Ilustración de Alejandra Svriz.

En los ocho años de gobierno de Pedro Sánchez ha habido innumerables momentos estelares de degradación, fotografías fijas que marcaron un antes y un después. Cada cual tiene su favorito. Yo sigo teniendo una especial fijación por la carta de amor a la ciudadanía de abril de 2024, y se ha demostrado que era mucho más trascendental de lo que parecía, porque sirvió como activación de las cloacas del PSOE. Pero, en general, el declive ha sido un proceso mucho más lento y sutil.

Ha sido un goteo de leyes que han privatizado la política —porque no hay mayor privatización que la colonización partidista—, que han dinamitado la separación de poderes, que han abierto la brecha polarizante cada vez más y que, sobre todo, han contagiado a la ciudadanía de un cinismo paralizante. Porque, a pesar de que el Gobierno ha mostrado un fundamentalismo vergonzoso durante años, la ciudadanía no ha contestado como habría querido el presidente: o se ha radicalizado en su contra o se ha refugiado en la resignación.

Hoy, la degradación ha alcanzado tal putrefacción que el Congreso es una laguna estancada. Ya cubre muy poco y el agua empieza a perder oxígeno, lo que provoca que la biodiversidad vaya desapareciendo. Y, sin embargo, sigue llena —no todos los días, claro— de individuos que chapotean felices (o no tan felices, pero sí a gusto) en el agua y en el barro, conscientes de que, aunque la situación no es ideal, fuera se está mucho peor: ¡fuera hace mucho frío! El objetivo es aguantar, y da igual si el estanque acaba muriendo. Porque, en el fondo, la política se hace en otro lado, recomendando discos en TikTok, por ejemplo.

No todos, claro, actúan de la misma manera. Pero da la sensación de que incluso la oposición está cómoda en esa charca. Y cuando amenaza con actuar, lo hace con un miedo tremendo al tropiezo. Entiendo la lógica del Partido Popular: una moción de censura fracasada puede resultar humillante. Y es comprensible la lógica de quienes quieren elecciones o echar al presidente (Junts, por ejemplo, o incluso el PNV), pero no quieren el coste que implica nombrar a alguien como Feijóo: no existe una moción de censura en España que no lleve consigo la proposición de un candidato alternativo. El impasse que vivimos hoy, como explicaba recientemente el jurista y expresidente del Tribunal Constitucional Pedro Cruz Villalón, es también consecuencia de un diseño institucional mejorable.

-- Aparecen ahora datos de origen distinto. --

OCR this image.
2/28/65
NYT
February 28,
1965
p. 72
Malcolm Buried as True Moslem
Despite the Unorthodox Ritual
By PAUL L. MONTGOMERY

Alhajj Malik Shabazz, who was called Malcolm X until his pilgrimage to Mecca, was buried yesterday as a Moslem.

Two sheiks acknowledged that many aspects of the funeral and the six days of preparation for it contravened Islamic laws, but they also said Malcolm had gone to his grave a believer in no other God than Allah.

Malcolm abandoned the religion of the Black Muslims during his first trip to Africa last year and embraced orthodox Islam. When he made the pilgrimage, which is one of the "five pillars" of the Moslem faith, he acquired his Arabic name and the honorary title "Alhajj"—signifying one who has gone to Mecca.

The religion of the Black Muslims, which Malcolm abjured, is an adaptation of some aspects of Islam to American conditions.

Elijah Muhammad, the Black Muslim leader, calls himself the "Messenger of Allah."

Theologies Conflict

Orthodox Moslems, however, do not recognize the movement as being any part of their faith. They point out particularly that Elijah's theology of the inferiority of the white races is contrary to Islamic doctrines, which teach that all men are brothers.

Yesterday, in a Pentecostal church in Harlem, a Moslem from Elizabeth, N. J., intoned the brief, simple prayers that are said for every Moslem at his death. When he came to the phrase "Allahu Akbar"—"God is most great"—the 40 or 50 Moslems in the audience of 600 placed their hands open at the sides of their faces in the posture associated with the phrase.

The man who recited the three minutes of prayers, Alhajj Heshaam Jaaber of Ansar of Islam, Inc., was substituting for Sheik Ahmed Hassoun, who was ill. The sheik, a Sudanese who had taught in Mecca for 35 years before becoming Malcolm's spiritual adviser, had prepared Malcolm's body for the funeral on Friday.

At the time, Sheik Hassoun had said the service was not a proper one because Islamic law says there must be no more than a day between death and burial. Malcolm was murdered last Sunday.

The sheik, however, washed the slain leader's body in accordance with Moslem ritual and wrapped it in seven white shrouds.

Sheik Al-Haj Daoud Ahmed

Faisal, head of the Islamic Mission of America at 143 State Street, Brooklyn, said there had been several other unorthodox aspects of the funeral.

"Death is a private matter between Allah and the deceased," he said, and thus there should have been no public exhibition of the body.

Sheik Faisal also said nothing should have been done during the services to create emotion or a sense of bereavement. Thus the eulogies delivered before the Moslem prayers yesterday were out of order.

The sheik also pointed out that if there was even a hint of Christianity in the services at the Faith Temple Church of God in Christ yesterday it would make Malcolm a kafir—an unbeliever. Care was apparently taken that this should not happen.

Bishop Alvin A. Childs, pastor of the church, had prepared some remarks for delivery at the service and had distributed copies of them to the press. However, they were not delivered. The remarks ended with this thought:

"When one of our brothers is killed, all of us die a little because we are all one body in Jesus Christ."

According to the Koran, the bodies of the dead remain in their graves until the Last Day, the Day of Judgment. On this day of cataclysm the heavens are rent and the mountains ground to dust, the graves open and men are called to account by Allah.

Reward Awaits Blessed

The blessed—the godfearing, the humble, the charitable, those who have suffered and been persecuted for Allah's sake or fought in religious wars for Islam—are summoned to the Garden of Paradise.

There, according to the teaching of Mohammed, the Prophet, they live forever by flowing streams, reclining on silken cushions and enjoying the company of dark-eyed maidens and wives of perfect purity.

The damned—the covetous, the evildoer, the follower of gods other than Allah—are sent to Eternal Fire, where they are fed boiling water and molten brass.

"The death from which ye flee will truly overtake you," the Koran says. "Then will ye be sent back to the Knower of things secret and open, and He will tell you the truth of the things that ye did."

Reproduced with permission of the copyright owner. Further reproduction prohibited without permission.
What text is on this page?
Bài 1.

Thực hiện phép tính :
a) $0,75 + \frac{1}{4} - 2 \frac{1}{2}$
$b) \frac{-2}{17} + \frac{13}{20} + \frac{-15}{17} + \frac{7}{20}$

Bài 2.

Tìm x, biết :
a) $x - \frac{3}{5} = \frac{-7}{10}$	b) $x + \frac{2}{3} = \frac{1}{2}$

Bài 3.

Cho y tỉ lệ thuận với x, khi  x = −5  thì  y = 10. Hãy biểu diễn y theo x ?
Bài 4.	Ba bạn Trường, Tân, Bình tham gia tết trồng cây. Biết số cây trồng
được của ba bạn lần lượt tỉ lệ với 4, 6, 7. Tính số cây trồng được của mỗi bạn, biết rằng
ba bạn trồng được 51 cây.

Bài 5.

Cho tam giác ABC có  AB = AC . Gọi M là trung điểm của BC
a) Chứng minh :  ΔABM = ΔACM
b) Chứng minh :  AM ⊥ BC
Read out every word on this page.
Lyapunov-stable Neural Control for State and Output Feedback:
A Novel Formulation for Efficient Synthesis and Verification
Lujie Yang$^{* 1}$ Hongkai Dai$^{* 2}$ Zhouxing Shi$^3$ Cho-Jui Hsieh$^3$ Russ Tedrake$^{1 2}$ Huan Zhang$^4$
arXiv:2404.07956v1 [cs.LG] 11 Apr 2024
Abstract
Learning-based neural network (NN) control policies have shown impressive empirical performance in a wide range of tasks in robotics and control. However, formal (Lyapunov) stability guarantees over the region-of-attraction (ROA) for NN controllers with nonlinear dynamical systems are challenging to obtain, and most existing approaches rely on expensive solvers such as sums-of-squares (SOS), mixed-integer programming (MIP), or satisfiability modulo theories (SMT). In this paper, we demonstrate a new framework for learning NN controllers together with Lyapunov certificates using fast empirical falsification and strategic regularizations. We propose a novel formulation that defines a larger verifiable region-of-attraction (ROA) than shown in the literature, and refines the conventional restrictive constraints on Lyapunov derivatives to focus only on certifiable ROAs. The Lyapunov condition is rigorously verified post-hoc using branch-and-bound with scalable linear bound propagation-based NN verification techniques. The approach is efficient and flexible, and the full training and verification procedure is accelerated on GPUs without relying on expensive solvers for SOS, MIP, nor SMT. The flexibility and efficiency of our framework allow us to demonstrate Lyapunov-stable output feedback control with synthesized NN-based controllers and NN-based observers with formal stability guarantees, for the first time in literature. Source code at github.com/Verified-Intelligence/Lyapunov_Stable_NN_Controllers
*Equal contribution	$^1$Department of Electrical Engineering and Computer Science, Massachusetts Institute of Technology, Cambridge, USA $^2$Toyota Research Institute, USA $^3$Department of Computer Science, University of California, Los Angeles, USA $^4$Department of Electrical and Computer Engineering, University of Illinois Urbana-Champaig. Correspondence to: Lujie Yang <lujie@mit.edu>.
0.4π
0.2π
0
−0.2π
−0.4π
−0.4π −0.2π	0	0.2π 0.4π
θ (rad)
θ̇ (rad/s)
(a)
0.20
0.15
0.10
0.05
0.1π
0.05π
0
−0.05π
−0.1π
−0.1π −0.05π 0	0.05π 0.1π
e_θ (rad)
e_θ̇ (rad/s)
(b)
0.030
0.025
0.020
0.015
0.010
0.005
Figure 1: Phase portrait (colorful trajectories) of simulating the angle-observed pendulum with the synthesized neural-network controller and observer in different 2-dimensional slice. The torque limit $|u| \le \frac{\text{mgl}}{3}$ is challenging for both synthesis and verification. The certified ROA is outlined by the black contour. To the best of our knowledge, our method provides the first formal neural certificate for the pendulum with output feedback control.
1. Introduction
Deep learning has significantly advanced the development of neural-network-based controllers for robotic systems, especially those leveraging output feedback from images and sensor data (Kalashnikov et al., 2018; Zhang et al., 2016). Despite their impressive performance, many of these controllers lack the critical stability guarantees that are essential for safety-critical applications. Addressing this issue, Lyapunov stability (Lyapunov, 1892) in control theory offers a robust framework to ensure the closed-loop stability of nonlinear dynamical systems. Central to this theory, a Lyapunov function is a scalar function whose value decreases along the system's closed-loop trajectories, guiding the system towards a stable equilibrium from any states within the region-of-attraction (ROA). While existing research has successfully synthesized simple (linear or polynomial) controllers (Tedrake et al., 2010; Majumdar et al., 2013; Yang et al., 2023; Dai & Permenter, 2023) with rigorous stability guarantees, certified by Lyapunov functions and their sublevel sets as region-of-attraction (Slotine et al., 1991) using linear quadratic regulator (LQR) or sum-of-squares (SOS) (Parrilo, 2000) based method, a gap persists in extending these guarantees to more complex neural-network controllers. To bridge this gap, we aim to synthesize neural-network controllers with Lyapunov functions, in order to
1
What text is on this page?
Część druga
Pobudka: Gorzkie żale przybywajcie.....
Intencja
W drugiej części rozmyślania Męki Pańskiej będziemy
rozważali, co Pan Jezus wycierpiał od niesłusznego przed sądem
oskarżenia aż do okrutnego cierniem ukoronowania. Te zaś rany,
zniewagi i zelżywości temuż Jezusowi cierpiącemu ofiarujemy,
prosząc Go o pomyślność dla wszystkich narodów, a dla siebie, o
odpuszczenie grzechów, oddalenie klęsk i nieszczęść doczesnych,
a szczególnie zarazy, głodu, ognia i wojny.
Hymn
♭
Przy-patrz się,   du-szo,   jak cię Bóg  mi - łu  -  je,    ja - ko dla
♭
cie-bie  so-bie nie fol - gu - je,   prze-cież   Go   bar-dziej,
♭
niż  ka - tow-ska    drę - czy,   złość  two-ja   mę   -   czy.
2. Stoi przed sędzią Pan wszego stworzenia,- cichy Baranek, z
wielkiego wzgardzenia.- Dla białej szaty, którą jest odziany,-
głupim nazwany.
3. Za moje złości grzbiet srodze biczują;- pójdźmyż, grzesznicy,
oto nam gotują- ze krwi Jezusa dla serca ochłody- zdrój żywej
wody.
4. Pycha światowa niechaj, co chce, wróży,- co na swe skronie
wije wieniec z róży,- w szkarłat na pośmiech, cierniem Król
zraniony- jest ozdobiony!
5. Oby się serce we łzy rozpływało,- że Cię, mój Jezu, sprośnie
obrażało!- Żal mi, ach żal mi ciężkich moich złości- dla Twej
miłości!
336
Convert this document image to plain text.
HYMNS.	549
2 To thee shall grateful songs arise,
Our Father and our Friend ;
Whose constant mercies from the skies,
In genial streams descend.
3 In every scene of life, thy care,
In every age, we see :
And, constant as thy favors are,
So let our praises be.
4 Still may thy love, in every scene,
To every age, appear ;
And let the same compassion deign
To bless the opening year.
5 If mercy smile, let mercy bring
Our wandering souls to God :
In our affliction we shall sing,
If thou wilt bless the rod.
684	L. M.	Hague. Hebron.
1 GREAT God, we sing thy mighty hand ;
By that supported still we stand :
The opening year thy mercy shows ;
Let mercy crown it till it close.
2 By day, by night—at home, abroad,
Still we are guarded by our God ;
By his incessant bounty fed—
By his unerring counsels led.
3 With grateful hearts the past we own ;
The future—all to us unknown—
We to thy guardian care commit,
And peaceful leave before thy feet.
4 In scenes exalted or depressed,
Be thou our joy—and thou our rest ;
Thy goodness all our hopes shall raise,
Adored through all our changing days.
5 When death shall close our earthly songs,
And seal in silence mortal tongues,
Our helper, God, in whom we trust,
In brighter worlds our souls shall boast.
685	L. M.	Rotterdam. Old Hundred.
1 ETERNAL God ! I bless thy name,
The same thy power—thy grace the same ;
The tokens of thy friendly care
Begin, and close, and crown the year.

Pero es preferible esa humillación momentánea a la humillación lenta y constante de la gobernanza ejecutiva, sin presupuestos, polarizante y performativa de este Gobierno. Tampoco me resulta muy convincente la lógica casi nihilista de quienes dicen que lo mejor es que el Gobierno aguante y vayan saliendo más casos de corrupción y su popularidad vaya decreciendo. El coste de la degradación sería muy alto. En un año, un Gobierno como el de Sánchez puede hacer mucho daño; si está acorralado, la degradación puede ser aún mayor.